His semi-final win over Juan Martin del Potro meant Nadal equalled great rival Roger Federer in reaching 11 finals at a single grand slam, the Swiss having won eight Wimbledon titles and been 
runner-up three times.

Nadal has won an incredible 85 of his 87 matches in Paris and even now, aged 32 but with his injury problems seemingly behind him, the Spaniard is showing no signs of letting up.

“For me, the motivation to play here is always high, as high as possible,” he said. “But for me, at every tournament I believe that there are chances, limited chances in your career. So when I had the chances, I just tried to convert.

“If you lose, you lose, but I’m going to play with my highest passion and love for the game and for the sport, to try to have success.

“I lost a lot of opportunities with injuries and I know the years are going quick.
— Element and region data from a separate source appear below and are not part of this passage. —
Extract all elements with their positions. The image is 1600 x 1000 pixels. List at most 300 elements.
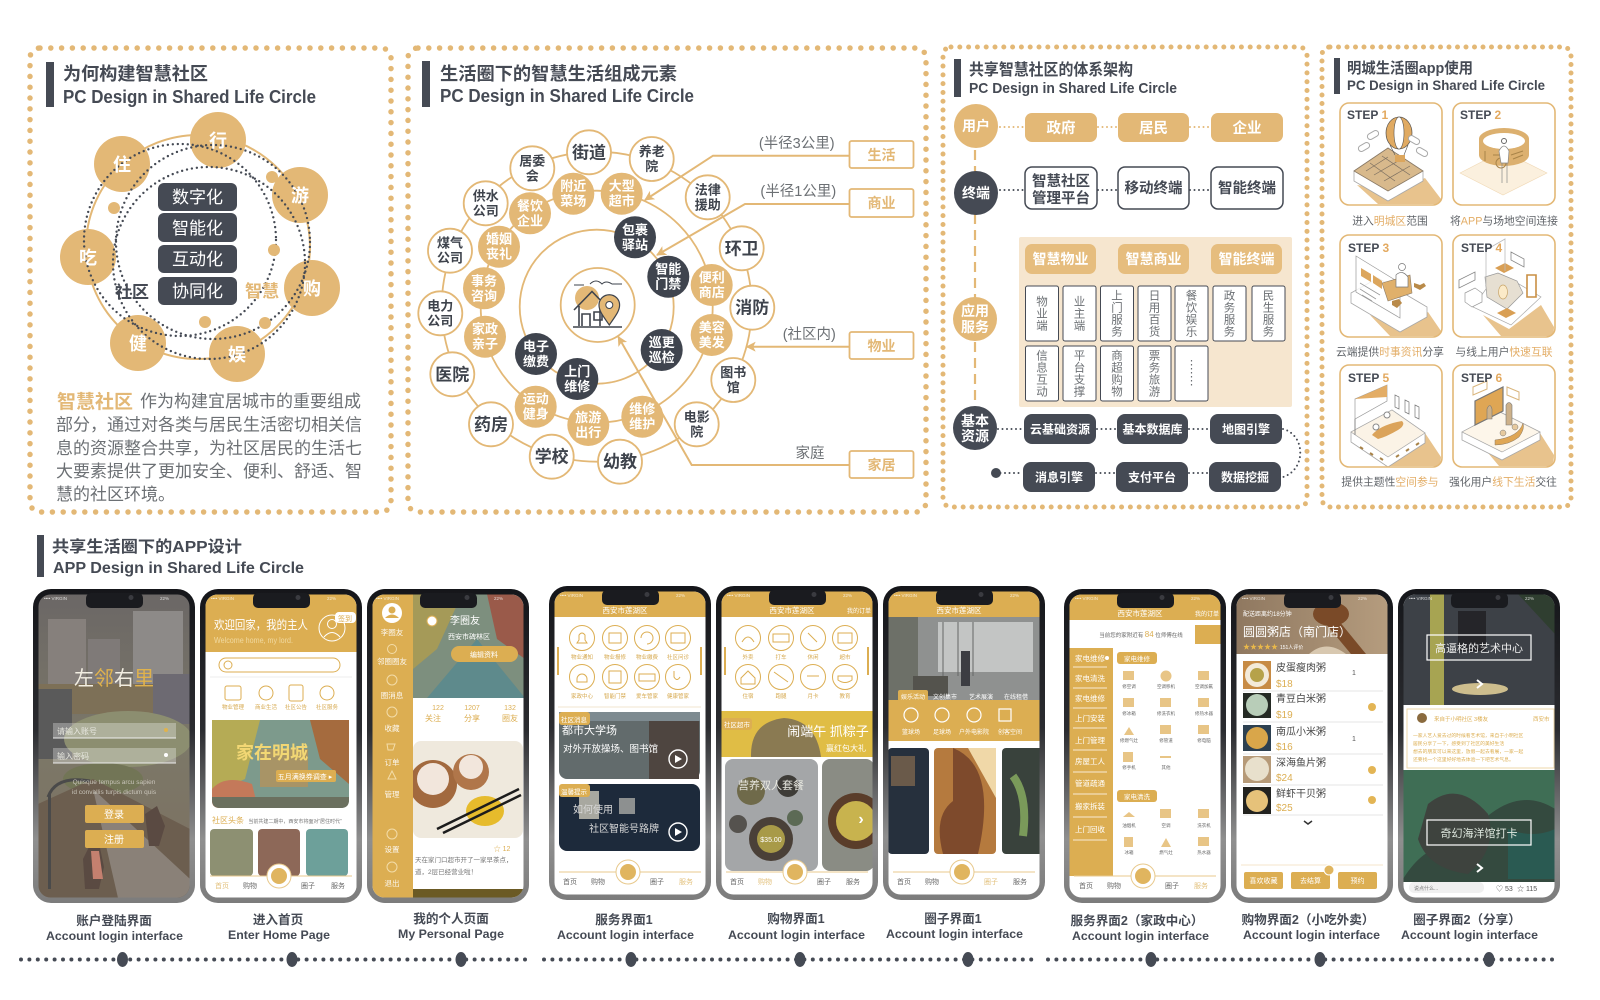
phone 8: shopping page 2: 去结算 [1300, 876, 1321, 885]
middle ring services: 出行 [575, 425, 601, 440]
phone 6: circle page 1 [883, 586, 1045, 900]
comment card: 来自于小明社区 3楼友 [1434, 715, 1489, 723]
arrows and labels: service categories: (半径1公里) [760, 183, 836, 200]
food menu list: $16 [1276, 742, 1293, 753]
service tags and icons: 其他 [1162, 764, 1171, 771]
phone 9: circle page 2: ♡ 53 [1496, 885, 1513, 893]
application services block [953, 244, 1285, 401]
heading: smart life elements [422, 61, 694, 107]
outer ring services: 药房 [474, 415, 508, 434]
diagram: seven elements ring: 住 [113, 155, 131, 175]
service tags and icons: 修热水器 [1195, 710, 1213, 717]
diagram: seven elements ring: 游 [291, 185, 309, 206]
middle ring services: 咨询 [471, 288, 497, 303]
phone 3: personal page: 管理 [384, 789, 400, 799]
phone 7: service page 2: 首页 [1079, 881, 1093, 890]
comment card: 西安市 [1533, 715, 1550, 723]
phone 8: shopping page 2: 喜欢收藏 [1250, 876, 1278, 885]
text block: smart community description: 作为构建宜居城市的重要组成 [140, 392, 361, 411]
heading: system architecture: PC Design in Shared Life Circle [969, 80, 1177, 97]
application services block: 娱 [1186, 312, 1198, 326]
step 6 card [1453, 365, 1555, 467]
service tags and icons: 冰箱 [1124, 849, 1134, 856]
phone 6: circle page 1: 艺术展演 [969, 693, 993, 701]
application services block: 物 [1036, 294, 1048, 308]
application services block: 餐 [1186, 288, 1198, 302]
heading: app usage: 明城生活圈app使用 [1347, 59, 1473, 77]
phone captions: 账户登陆界面 [76, 913, 152, 928]
phone 2: home page: Welcome home, my lord. [214, 636, 293, 645]
outer ring services: 幼教 [603, 453, 637, 472]
heading: why smart community: PC Design in Shared Life Circle [63, 87, 316, 107]
inner ring services: 维修 [564, 379, 590, 394]
phone 3: personal page: 天在家门口超市开了一家早茶点， [415, 855, 512, 864]
step captions: 与线上用户快速互联 [1455, 345, 1553, 359]
application services block: 游 [1149, 386, 1161, 398]
service tags and icons: 家电维修 [1124, 654, 1150, 663]
phone 7: service page 2: 圈子 [1165, 882, 1179, 890]
icon grid: 健康管家 [667, 692, 689, 700]
icon grid: 住宿 [742, 692, 754, 700]
phone 2: home page: 22% [327, 596, 336, 601]
phone 4: service page 1: 圈子 [650, 878, 664, 886]
inner ring services: 门禁 [655, 277, 681, 292]
phone 5: shopping page 1: •••• VIRGIN [727, 593, 750, 598]
middle ring services: 美发 [699, 335, 725, 350]
application services block: 业 [1036, 308, 1048, 320]
text block: smart community description: 大要素提供了更加安全、便利、舒适、智 [56, 462, 362, 481]
step captions: 将APP与场地空间连接 [1450, 214, 1558, 228]
phone 3: personal page: 1207 [464, 705, 480, 712]
phone 2: home page: 当前共建二期中，西安市将面对“居住时代” [248, 818, 342, 825]
phone 7: service page 2: 购物 [1107, 881, 1121, 890]
application services block: 政 [1224, 288, 1236, 302]
phone 7: service page 2: 搬家拆装 [1075, 801, 1105, 811]
phone 7: service page 2: 家电清洗 [1075, 673, 1105, 683]
food menu list [1243, 661, 1383, 824]
phone 1: login screen: 登录 [104, 808, 124, 821]
step 3 card: STEP 3 [1348, 241, 1389, 255]
text block: smart community description: 部分，通过对各类与居民生活密切相关信 [56, 416, 362, 434]
phone 4: service page 1 [549, 586, 711, 900]
bottom nav [210, 875, 352, 877]
icon grid: 物业通知 [571, 653, 593, 661]
inner ring services [515, 216, 689, 400]
phone 6: circle page 1: 户外电影院 [959, 728, 989, 736]
outer ring services: 医院 [435, 364, 469, 384]
step 1 card: STEP 1 [1347, 108, 1388, 122]
middle ring services: 维修 [629, 402, 655, 417]
phone 7: service page 2: 我的订单 [1195, 610, 1219, 618]
phone 1: login screen: Quisque tempus arcu sapien [73, 779, 156, 786]
phone captions: My Personal Page [398, 929, 504, 941]
phone 6: circle page 1: 服务 [1013, 877, 1027, 886]
phone 9: circle page 2: 奇幻海洋馆打卡 [1440, 826, 1518, 840]
phone captions: 我的个人页面 [413, 911, 489, 926]
phone 7: service page 2: 服务 [1194, 881, 1208, 890]
middle ring services: 大型 [609, 179, 635, 194]
application services block: 乐 [1186, 326, 1198, 338]
step 4 card [1453, 235, 1555, 337]
phone 4: service page 1: 购物 [591, 877, 605, 886]
phone 4: service page 1: 西安市莲湖区 [602, 605, 648, 615]
phone 2: home page [200, 589, 362, 903]
icon row [222, 685, 338, 711]
phone 3: personal page: 关注 [425, 713, 441, 723]
service tags and icons: 修电脑 [1197, 737, 1211, 744]
phone captions: Account login interface [1401, 930, 1538, 942]
outer ring services: 养老 [639, 144, 665, 159]
middle ring services: 运动 [523, 392, 549, 407]
phone 4: service page 1: 22% [676, 593, 685, 598]
phone 7: service page 2: 家电维修 [1075, 653, 1105, 663]
diagram: seven elements ring: 健 [129, 334, 147, 354]
diagram: seven elements ring: 行 [209, 131, 227, 151]
application services block: 信 [1036, 350, 1048, 362]
service tags and icons: 空调 [1162, 822, 1171, 829]
application services block: 货 [1149, 324, 1160, 338]
panel: system architecture [943, 47, 1307, 507]
phone captions: Account login interface [728, 930, 865, 942]
phone 6: circle page 1: 足球场 [933, 728, 951, 736]
comment card: 还要找一个这里好好地去体验一下吧艺术气息。 [1413, 756, 1514, 763]
middle ring services: 家政 [472, 322, 498, 337]
phone 9: circle page 2: ☆ 115 [1517, 884, 1537, 893]
phone 7: service page 2 [1064, 589, 1226, 903]
icon row: 社区服务 [316, 703, 338, 711]
phone 7: service page 2: 房屋工人 [1075, 756, 1105, 766]
phone 5: shopping page 1: 西安市莲湖区 [770, 605, 815, 615]
food menu list: 皮蛋瘦肉粥 [1276, 661, 1326, 674]
food menu list: 鲜虾干贝粥 [1276, 787, 1326, 800]
heading: smart life elements: PC Design in Shared Life Circle [440, 86, 694, 106]
application services block: 购 [1111, 372, 1123, 386]
basic resources rows: 消息引擎 [1035, 470, 1083, 484]
user row: 用户 [962, 118, 990, 134]
service tags and icons: 修管道 [1159, 737, 1173, 744]
video cards [559, 712, 700, 851]
step 3 card [1340, 235, 1442, 337]
heading: app design: APP Design in Shared Life Circle [53, 560, 304, 577]
food menu list: 深海鱼片粥 [1276, 756, 1326, 769]
phone 6: circle page 1: 购物 [925, 877, 939, 886]
middle ring services: 维护 [629, 417, 655, 432]
heading: app design: 共享生活圈下的APP设计 [52, 537, 242, 556]
arrows and labels: service categories [618, 135, 914, 478]
service tags and icons: 修手机 [1122, 764, 1136, 771]
phone 2: home page: 服务 [331, 881, 345, 890]
phone captions: 服务界面1 [595, 912, 653, 927]
application services block: 撑 [1074, 384, 1086, 398]
phone 5: shopping page 1: 首页 [730, 877, 744, 886]
middle ring services: 事务 [471, 273, 497, 288]
phone 3: personal page: 退出 [384, 878, 400, 888]
phone 7: service page 2: 上门回收 [1075, 824, 1105, 834]
outer ring services: 院 [690, 424, 703, 439]
diagram: seven elements ring: 智能化 [172, 219, 223, 238]
outer ring services: 援助 [695, 197, 721, 212]
outer ring services: 学校 [535, 447, 569, 467]
phone 1: login screen: id convallis turpis dictum quis [72, 789, 157, 796]
phone 7: service page 2: 家电维修 [1075, 693, 1105, 703]
phone 2: home page: 购物 [243, 881, 257, 890]
middle ring services: 超市 [609, 194, 635, 209]
icon grid: 家政中心 [571, 692, 593, 700]
phone 3: personal page: 分享 [464, 713, 480, 723]
application services block: 动 [1036, 386, 1048, 398]
icon row: 商业生活 [255, 703, 277, 711]
text block: smart community description: 息的资源整合共享，为社区居民的生活七 [56, 439, 362, 458]
inner ring services: 上门 [564, 364, 590, 379]
outer ring services: 院 [645, 159, 658, 174]
phone 8: shopping page 2: •••• VIRGIN [1242, 596, 1265, 601]
application services block: 用 [1149, 302, 1160, 314]
phone 5: shopping page 1: 闹端午 抓粽子 [787, 724, 869, 739]
panel: app usage steps [1322, 47, 1571, 507]
step 2 card: STEP 2 [1460, 108, 1501, 122]
heading: why smart community: 为何构建智慧社区 [63, 63, 208, 84]
terminal row: 智能终端 [1218, 179, 1276, 197]
service tags and icons: 修空调 [1122, 683, 1136, 690]
icon grid: 超市 [839, 653, 851, 661]
food menu list: 1 [1352, 736, 1356, 743]
phone captions: Account login interface [46, 931, 183, 943]
icon row: 社区公告 [285, 703, 307, 711]
middle ring services: 餐饮 [517, 198, 543, 213]
phone captions: Account login interface [557, 930, 694, 942]
diagram: seven elements ring: 互动化 [172, 250, 223, 269]
phone 6: circle page 1: 娱乐活动 [901, 693, 925, 701]
phone 3: personal page: 西安市碑林区 [448, 632, 490, 641]
phone 5: shopping page 1: 营养双人套餐 [738, 778, 804, 792]
phone 9: circle page 2: 高逼格的艺术中心 [1435, 641, 1523, 655]
food menu list: $19 [1276, 710, 1293, 721]
outer ring services: 公司 [473, 203, 499, 218]
phone 3: personal page: 收藏 [384, 723, 400, 733]
application services block: 智慧物业 [1032, 251, 1088, 267]
text block: smart community description: 慧的社区环境。 [56, 485, 175, 504]
middle ring services: 旅游 [575, 410, 601, 425]
heading: system architecture: 共享智慧社区的体系架构 [969, 60, 1133, 79]
phone 1: login screen: 左邻右里 [74, 667, 154, 690]
banner illustration: 五月满换券调查 ▸ [278, 772, 333, 781]
application services block: 百 [1149, 314, 1160, 326]
video cards: 温馨提示 [561, 787, 588, 796]
outer ring services: 会 [526, 168, 539, 183]
phone 2: home page: 圈子 [301, 882, 315, 890]
outer ring services: 煤气 [437, 236, 463, 251]
phone 1: login screen: 输入密码 [57, 751, 89, 761]
peach background: application services [1019, 237, 1292, 407]
phone 6: circle page 1: 22% [1010, 593, 1019, 598]
application services block: 务 [1263, 324, 1275, 338]
phone 6: circle page 1: 文创集市 [933, 693, 957, 701]
basic resources rows: 基本 [961, 413, 989, 429]
phone 6: circle page 1: 篮球场 [902, 728, 920, 736]
service tags and icons: 油烟机 [1122, 822, 1136, 829]
arrows and labels: service categories: (半径3公里) [759, 135, 835, 152]
middle ring services: 美容 [699, 320, 725, 335]
phone captions: 服务界面2（家政中心） [1071, 913, 1203, 928]
arrows and labels: service categories: 物业 [868, 338, 896, 354]
text block: smart community description [56, 390, 362, 504]
application services block: 务 [1111, 324, 1123, 338]
application services block: 服 [1111, 314, 1123, 326]
phone 1: login screen: 22% [160, 596, 169, 601]
diagram: seven elements ring: 协同化 [172, 282, 223, 301]
food menu list: $24 [1276, 773, 1293, 784]
step captions: 提供主题性空间参与 [1341, 475, 1439, 489]
outer ring services: 街道 [572, 142, 606, 162]
application services block: 超 [1111, 360, 1123, 374]
application services block: 服 [1263, 314, 1275, 326]
basic resources rows [953, 406, 1282, 492]
icon grid: 物业报修 [604, 653, 626, 661]
terminal row: 管理平台 [1032, 189, 1090, 207]
diagram: seven elements ring: 数字化 [172, 188, 223, 207]
banner illustration: 家在明城 [236, 742, 308, 763]
phone 1: login screen: 请输入账号 [57, 726, 97, 736]
outer ring services: 法律 [695, 182, 721, 197]
service tags and icons: 洗衣机 [1197, 822, 1211, 829]
phone 5: shopping page 1: 服务 [846, 877, 860, 886]
video cards: 社区消息 [561, 715, 588, 724]
phone 4: service page 1: 首页 [563, 877, 577, 886]
inner ring services: 巡检 [649, 350, 675, 365]
phone 7: service page 2: 上门管理 [1075, 735, 1105, 745]
outer ring services: 电影 [684, 409, 710, 424]
phone 8: shopping page 2: 预约 [1350, 876, 1364, 885]
icon grid: 跑腿 [775, 692, 787, 700]
application services block: 智慧商业 [1126, 251, 1182, 267]
inner ring services: 缴费 [523, 354, 549, 369]
inner ring services: 智能 [655, 262, 681, 277]
application services block: 民 [1263, 290, 1274, 302]
terminal row: 移动终端 [1124, 179, 1182, 197]
application services block: 日 [1149, 290, 1160, 302]
phone 2: home page: 首页 [215, 881, 229, 890]
service tags and icons: 修冰箱 [1122, 710, 1136, 717]
phone 3: personal page: 订单 [384, 757, 400, 767]
application services block: 智能终端 [1218, 251, 1274, 267]
application services block: 物 [1111, 384, 1123, 398]
phone captions: 购物界面2（小吃外卖） [1242, 912, 1374, 927]
diagram: seven elements ring: 智慧 [245, 281, 279, 301]
outer ring services: 馆 [727, 380, 740, 395]
phone 3: personal page: 圈消息 [381, 690, 404, 700]
outer ring services: 供水 [473, 188, 499, 203]
middle ring services: 健身 [523, 407, 549, 422]
phone captions: Account login interface [1072, 931, 1209, 943]
icon grid: 月卡 [807, 692, 819, 700]
application services block: 饮 [1186, 302, 1198, 314]
application services block: 上 [1111, 290, 1123, 302]
application services block: 端 [1074, 320, 1085, 332]
phone 2: home page: 社区头条 [212, 815, 244, 825]
phone 3: personal page: 22% [494, 596, 503, 601]
phone 9: circle page 2: 22% [1525, 596, 1534, 601]
phone 3: personal page: 设置 [384, 844, 400, 854]
phone 5: shopping page 1: 圈子 [817, 878, 831, 886]
middle ring services: 便利 [699, 270, 725, 285]
service tags and icons: 热水器 [1197, 849, 1211, 856]
step 4 card: STEP 4 [1461, 241, 1502, 255]
phone 6: circle page 1: 西安市莲湖区 [936, 605, 982, 615]
arrows and labels: service categories: 家居 [868, 457, 896, 473]
middle ring services: 亲子 [472, 337, 498, 352]
text block: smart community description: 智慧社区 [57, 390, 133, 413]
heading: app usage [1334, 58, 1545, 94]
phone 3: personal page: 122 [432, 705, 444, 712]
phone captions: 圈子界面2（分享） [1413, 912, 1521, 927]
phone 5: shopping page 1: › [858, 811, 864, 828]
application services block: 息 [1036, 360, 1048, 374]
service tags and icons [1117, 652, 1213, 856]
phone 3: personal page: 李圈友 [381, 627, 404, 637]
step 5 card [1340, 365, 1442, 467]
phone 8: shopping page 2: 圆圆粥店（南门店） [1243, 624, 1351, 639]
phone 6: circle page 1: 创客空间 [998, 728, 1022, 736]
phone 3: personal page: 编辑资料 [470, 650, 498, 659]
application services block: 服 [1224, 314, 1236, 326]
service tags and icons: 家电清洗 [1124, 792, 1150, 801]
phone 7: service page 2: 西安市莲湖区 [1118, 608, 1163, 618]
icon grid: 爱车管家 [636, 692, 658, 700]
start dot [991, 468, 1001, 478]
phone 5: shopping page 1: 22% [843, 593, 852, 598]
phone 5: shopping page 1 [716, 586, 884, 900]
icon grid: 教育 [839, 692, 851, 700]
phone 8: shopping page 2: ★★★★★ 151人评价 [1243, 643, 1303, 651]
application services block: 端 [1036, 320, 1048, 332]
application services block: 务 [1224, 324, 1236, 338]
phone 1: login screen [33, 589, 195, 903]
heading: smart life elements: 生活圈下的智慧生活组成元素 [440, 63, 677, 84]
basic resources rows: 基本数据库 [1122, 422, 1183, 436]
phone 2: home page: •••• VIRGIN [211, 596, 234, 601]
food menu list: $18 [1276, 679, 1293, 690]
phone 3: personal page: ☆ 12 [494, 844, 510, 853]
middle ring services: 菜场 [560, 194, 586, 209]
phone 3: personal page: 圈友 [502, 713, 518, 723]
diagram: seven elements ring [60, 112, 340, 382]
basic resources rows: 数据挖掘 [1221, 470, 1269, 484]
video cards: 对外开放操场、图书馆 [563, 743, 658, 755]
step 5 card: STEP 5 [1348, 371, 1389, 385]
phone 7: service page 2: •••• VIRGIN [1075, 596, 1098, 601]
bottom dotted timeline [21, 952, 1558, 967]
inner ring services: 驿站 [622, 237, 648, 252]
diagram: seven elements ring: 社区 [115, 282, 149, 302]
basic resources rows: 云基础资源 [1030, 422, 1090, 436]
comment card: 想去的朋友可以来这里，放假一起去看展，一家一起 [1413, 748, 1524, 755]
phone 5: shopping page 1: 社区超市 [724, 720, 750, 729]
application services block: 应用 [961, 303, 989, 319]
phone 7: service page 2: 当前您的家附近有 84 位师傅在线 [1099, 630, 1183, 639]
icon grid [570, 626, 690, 700]
service tags and icons: 空调移机 [1157, 683, 1175, 690]
phone 7: service page 2: 管道疏通 [1075, 778, 1105, 788]
step captions: 云端提供时事资讯分享 [1336, 345, 1444, 359]
outer ring services [418, 130, 774, 484]
heading: app design [37, 535, 304, 577]
phone 6: circle page 1: 圈子 [984, 878, 998, 886]
icon grid [736, 626, 858, 700]
user row: 政府 [1046, 119, 1076, 137]
diagram: seven elements ring: 购 [303, 279, 321, 299]
middle ring services: 丧礼 [486, 247, 512, 262]
phone 1: login screen: 注册 [104, 833, 124, 846]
So there are not ten more chances to keep playing here. So I just enjoy the fact that I am here again. I love what I am doing. I love the competition. I love the sport.

“It’s been a lot of years of playing and doing the same things every year. But the only way to keep doing that and keep going on court every morning with the motivation to improve something, because you feel the game, no? You feel the sport and you appreciate it.”

Seventh seed Thiem, who will be playing in his first grand slam final, is regarded as second only to Nadal on clay – albeit probably quite a distant second.

Nevertheless, the 24-year-old can look back on two victories over Nadal on his favourite surface in the last 13 months, including one in Madrid just last month. “For sure I can take some things from that,” he said. “If I want to beat him, I have to play that way like I did in Rome and in Madrid.

“But I’m also aware that here it’s tougher. He likes the conditions more here than in Madrid, for sure. And best of five sets is also a different story. He’s a big favourite against everybody. But I know how to play against him. I have a plan.”

It may be his first slam final but Thiem insists he goes into the contest relaxed. “I’m not the one who has the pressure,” he explained. “I went a very long way now and I don’t want to lose the final.”